It's the game of sports television rights, and any billionaire can play.
Up for grabs at the moment are an estimated $2.7 billion in new network contracts with the National Football League, the National Basketball Assn., the National Collegiate Athletic Assn. basketball tournament, the College Football Assn. and Big Ten/Pac-10 football and the domestic rights to the 1994 Winter Olympic Games in Lillehammer, Norway.
The rules are simple. Learn what the sports leagues and organizations selling the rights are looking for from television, then come to the negotiating table with the checkbook.
"The bottom line is the bottom line is dollars," said Arthur Watson, former president of NBC Sports. Watson, succeeded last month in the top spot at NBC Sports by Dick Ebersol, has become an NBC executive vice president, handling negotiations with sports rights holders. "You have to build relationships with the rights holders. But mostly, you have to be competitive with the amount of your check."
Who wins or loses, however, depends on whether the company that successfully obtains the rights can make money on them. With an offering of $309 million in 1985, ABC beat NBC in a ruinous bidding war for the 1988 Winter Games in Calgary. Despite ratings that lifted the network from third place to No. 2 ahead of CBS in February, 1988, Capital Cities/ABC lost about $65 million on the deal.
"We've made ourselves marginally profitable," said ABC Sports president Dennis Swanson. "We sat out on the last two bids for the Olympics because we've been unable to find terms that are acceptable to us. We want to be in business in the 1990s. I'm not going to want to have spent the last three years scratching my way out of debt only to give it all away again in 15 minutes at the negotiating table."

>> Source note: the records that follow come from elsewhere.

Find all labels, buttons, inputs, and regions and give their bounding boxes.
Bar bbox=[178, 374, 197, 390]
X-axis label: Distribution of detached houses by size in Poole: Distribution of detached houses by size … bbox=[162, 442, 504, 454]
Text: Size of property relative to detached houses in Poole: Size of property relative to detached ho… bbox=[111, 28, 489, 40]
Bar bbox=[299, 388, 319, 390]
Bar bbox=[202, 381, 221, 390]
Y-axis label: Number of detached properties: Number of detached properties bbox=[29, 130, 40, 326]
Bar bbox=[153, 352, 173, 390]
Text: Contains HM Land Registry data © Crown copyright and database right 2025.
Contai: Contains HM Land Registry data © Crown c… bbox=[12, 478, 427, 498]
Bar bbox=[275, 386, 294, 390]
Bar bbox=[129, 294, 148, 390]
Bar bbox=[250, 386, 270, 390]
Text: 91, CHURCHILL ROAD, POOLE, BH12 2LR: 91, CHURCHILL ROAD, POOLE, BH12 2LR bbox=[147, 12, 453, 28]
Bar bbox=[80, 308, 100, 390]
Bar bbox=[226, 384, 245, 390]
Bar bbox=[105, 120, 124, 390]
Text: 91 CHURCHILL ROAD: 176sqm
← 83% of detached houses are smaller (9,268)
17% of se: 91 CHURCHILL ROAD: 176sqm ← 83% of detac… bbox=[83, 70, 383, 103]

This month and next, the rights games begin with the bidding process on the 1994 Lillehammer Games; the networks will also receive preliminary TV contract visits from NCAA executive director Dick Schultz; they will explore the International Football League proposed for the spring of 1990; and they will enter discussions with NBA Commissioner David Stern toward a contract that network and sports officials believe could be one of the most intriguing negotiations of all. By early 1990, network sports budgets for the next three years will be virtually spent out.
"Commissioner Stern's timing is going to be most fortuitous," said Robert Wussler, senior executive vice president at Turner Broadcasting System, which is in the first year of a two-year, $50-million contract for national cable rights to the NBA. "He's got a proven, excellent product, a wide number of bidders and many different options."

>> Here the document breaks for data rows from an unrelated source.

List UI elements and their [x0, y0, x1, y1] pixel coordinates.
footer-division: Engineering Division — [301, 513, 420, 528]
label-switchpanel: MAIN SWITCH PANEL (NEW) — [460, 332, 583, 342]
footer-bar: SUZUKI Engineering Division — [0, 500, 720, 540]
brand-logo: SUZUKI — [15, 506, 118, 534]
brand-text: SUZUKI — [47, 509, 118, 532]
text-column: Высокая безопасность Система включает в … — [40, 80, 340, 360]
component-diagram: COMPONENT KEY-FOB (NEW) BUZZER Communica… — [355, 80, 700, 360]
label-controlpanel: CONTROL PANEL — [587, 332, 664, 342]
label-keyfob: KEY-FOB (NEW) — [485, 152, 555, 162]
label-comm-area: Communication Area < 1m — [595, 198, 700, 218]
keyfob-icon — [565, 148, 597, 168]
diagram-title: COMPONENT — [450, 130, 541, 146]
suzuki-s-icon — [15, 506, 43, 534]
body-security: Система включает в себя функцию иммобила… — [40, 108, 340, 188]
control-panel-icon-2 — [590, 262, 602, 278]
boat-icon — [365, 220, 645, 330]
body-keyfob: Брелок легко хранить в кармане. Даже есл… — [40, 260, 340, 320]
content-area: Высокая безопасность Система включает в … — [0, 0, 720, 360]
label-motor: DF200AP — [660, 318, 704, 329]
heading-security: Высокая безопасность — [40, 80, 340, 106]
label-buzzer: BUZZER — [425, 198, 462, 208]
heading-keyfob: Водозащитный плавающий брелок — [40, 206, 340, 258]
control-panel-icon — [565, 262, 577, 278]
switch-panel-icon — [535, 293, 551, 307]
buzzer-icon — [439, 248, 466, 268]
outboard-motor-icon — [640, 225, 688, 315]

Stern, who negotiated contracts worth $248 million with CBS and TBS over the last four years, could double that amount over the next contract term, according to television, cable and advertising executives. The current CBS deal is for $173 million over four years through the 1990 playoffs, with $75 million coming in from TBS during the same time.
The NBA enters television contract talks this summer with more leverage than ever before, partly because CBS has exclusive rights to baseball after this year (it won the four-year contract for a cost of $1.06 billion). As a result, NBC and ABC are in need of springtime sports shows.
"Of all the properties coming up for negotiation during the next year, the NBA has become the jewel," said an advertising agency media executive who buys more than $40 million in commercial time during sports telecasts.
"Stern's genius and CBS getting baseball are the reasons for that," the executive said.
The NBA's relationships with incumbents CBS and TBS are said to be very strong, and both networks have a right-of-first-refusal clause written into their contracts that gives them a measure of preemptive protection against competing networks. After bids are in, CBS and TBS can match or top the high figure from competitors. The NBA can go once more to the highest bidding competitor for a final bid that could top the CBS and TBS offers and win away the rights.
"The negotiations themselves will be a fairly simple process," said Stern. "We'll come up with a figure we think NBA rights are worth, and if CBS and TBS agree with that figure, the process will be over."
In October, Stern and NBA executive vice president Russell Granik will step up the pace of negotiations with CBS and TBS during an exclusive negotiating time period. Once that period elapses, if no deal is struck, the NBA is free to test the competitive waters. "We've had a very, very good relationship with CBS and TBS," said Stern. "All things being equal, we would be very happy if they both stepped up and met what we ask (from) them."